Cyber Incident Victim: Ministerio De Ambiente y Recursos Naturales
Date:
Aug 2022
Location:
Guatemala
Summary
A hacktivist collective named Guacamaya leaked over 2 terabytes of emails and files from multiple mining companies and environmental agencies, including Guatemala's environmental ministry, to expose alleged environmental exploitation by international entities. The data, published via Enlace Hacktivista and shared by transparency group DDoSecrets, revealed operational details and environmental concerns. This incident followed the group's prior release of 4.2 terabytes of similar materials from mining subsidiaries, which had facilitated international investigative reporting on pollution and corporate misconduct in the region.
| CIA Posture | Motives | Tactics, Techniques & Procedures |
|---|---|---|
| Available to members | 1 motive | 1 technique |
| Threat Actor | Type | Location |
|---|---|---|
| 1 actor | Available to members | Available to members |
Description
On August 3, 2022, the hacktivist collective Guacamaya published over 2 terabytes of stolen emails and internal files from five mining corporations and two environmental regulatory agencies across Central and South America. The breach targeted Guatemala’s Ministerio De Ambiente y Recursos Naturales alongside entities in Colombia, Ecuador, Chile, Venezuela, and Brazil, including Ecuador’s state mining company ENAMI, Colombia’s hydrocarbon agency ANH, and private firms such as Quiborax and New Granada Energy Corporation. Guacamaya uploaded the data to Enlace Hacktivista, a platform dedicated to hosting hacktivist leaks and communiques, accompanied by a Spanish-language statement condemning environmental exploitation by international governments and corporations.

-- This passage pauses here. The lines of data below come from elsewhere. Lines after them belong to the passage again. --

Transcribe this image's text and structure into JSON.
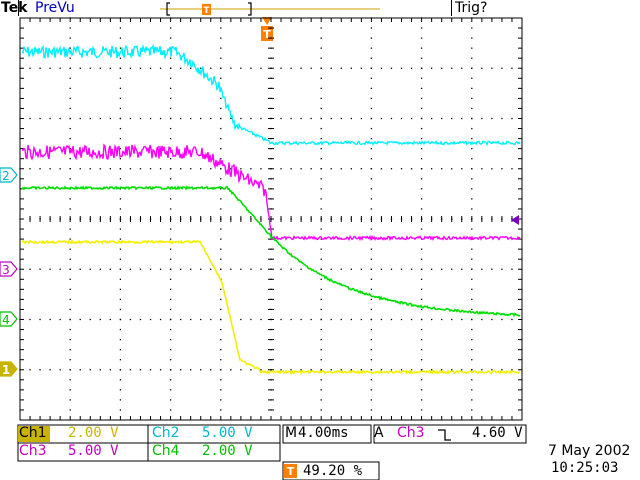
{
  "header": {
    "brand": "Tek",
    "status": "PreVu",
    "trigger_status": "Trig?"
  },
  "channels": [
    {
      "label": "Ch1",
      "scale": "2.00 V",
      "color": "#c8b400",
      "marker": "1"
    },
    {
      "label": "Ch2",
      "scale": "5.00 V",
      "color": "#00b8c8",
      "marker": "2"
    },
    {
      "label": "Ch3",
      "scale": "5.00 V",
      "color": "#c000c0",
      "marker": "3"
    },
    {
      "label": "Ch4",
      "scale": "2.00 V",
      "color": "#00c000",
      "marker": "4"
    }
  ],
  "timebase": {
    "prefix": "M",
    "value": "4.00ms"
  },
  "trigger": {
    "mode": "A",
    "source": "Ch3",
    "slope_icon": "falling-edge-icon",
    "level": "4.60 V"
  },
  "trigger_position": {
    "marker": "T",
    "value": "49.20 %"
  },
  "datetime": {
    "date": "7 May 2002",
    "time": "10:25:03"
  },
  "colors": {
    "ch1": "#ffff00",
    "ch2": "#00ffff",
    "ch3": "#ff00ff",
    "ch4": "#00ff00",
    "trigger": "#ff8000",
    "grid": "#000000"
  }
}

The group framed the leak as an act of resistance against mining pollution and resource extraction, declaring, “We want them to stop, to stop once and for all exploiting, mining, polluting, that desire for dominance.” Transparency collective DDoSecrets simultaneously mirrored the release, amplifying its accessibility. The leaked materials reportedly contained corporate communications, operational documents, and internal correspondence, though specific technical details of the breach method were not disclosed in this incident.
This attack followed a prior operation in March 2022, when Guacamaya exfiltrated 4.2 terabytes of data from subsidiaries of a Swiss investment group operating in Guatemala, revealing evidence of pollution, corporate surveillance of journalists, and efforts to influence local governments. The earlier leak had catalyzed a collaborative investigation by Forbidden Stories, involving 65 journalists globally, which published findings under the “Mining Secrets” project. After the March incident, Guacamaya released a video tutorial detailing their intrusion techniques and granted an interview explaining their ideological motivation, stating that hackers should support “dignified rage” against extractive industries. The August 2022 leak expanded this campaign, targeting additional entities but replicating the strategy of pairing data dumps with public statements to pressure corporations and regulators. No remediation efforts or responses from the Guatemalan ministry or other affected organizations were documented in the available sources. The primary confirmed impacts were reputational exposure for the entities involved and the dissemination of internal data to journalists and advocacy groups.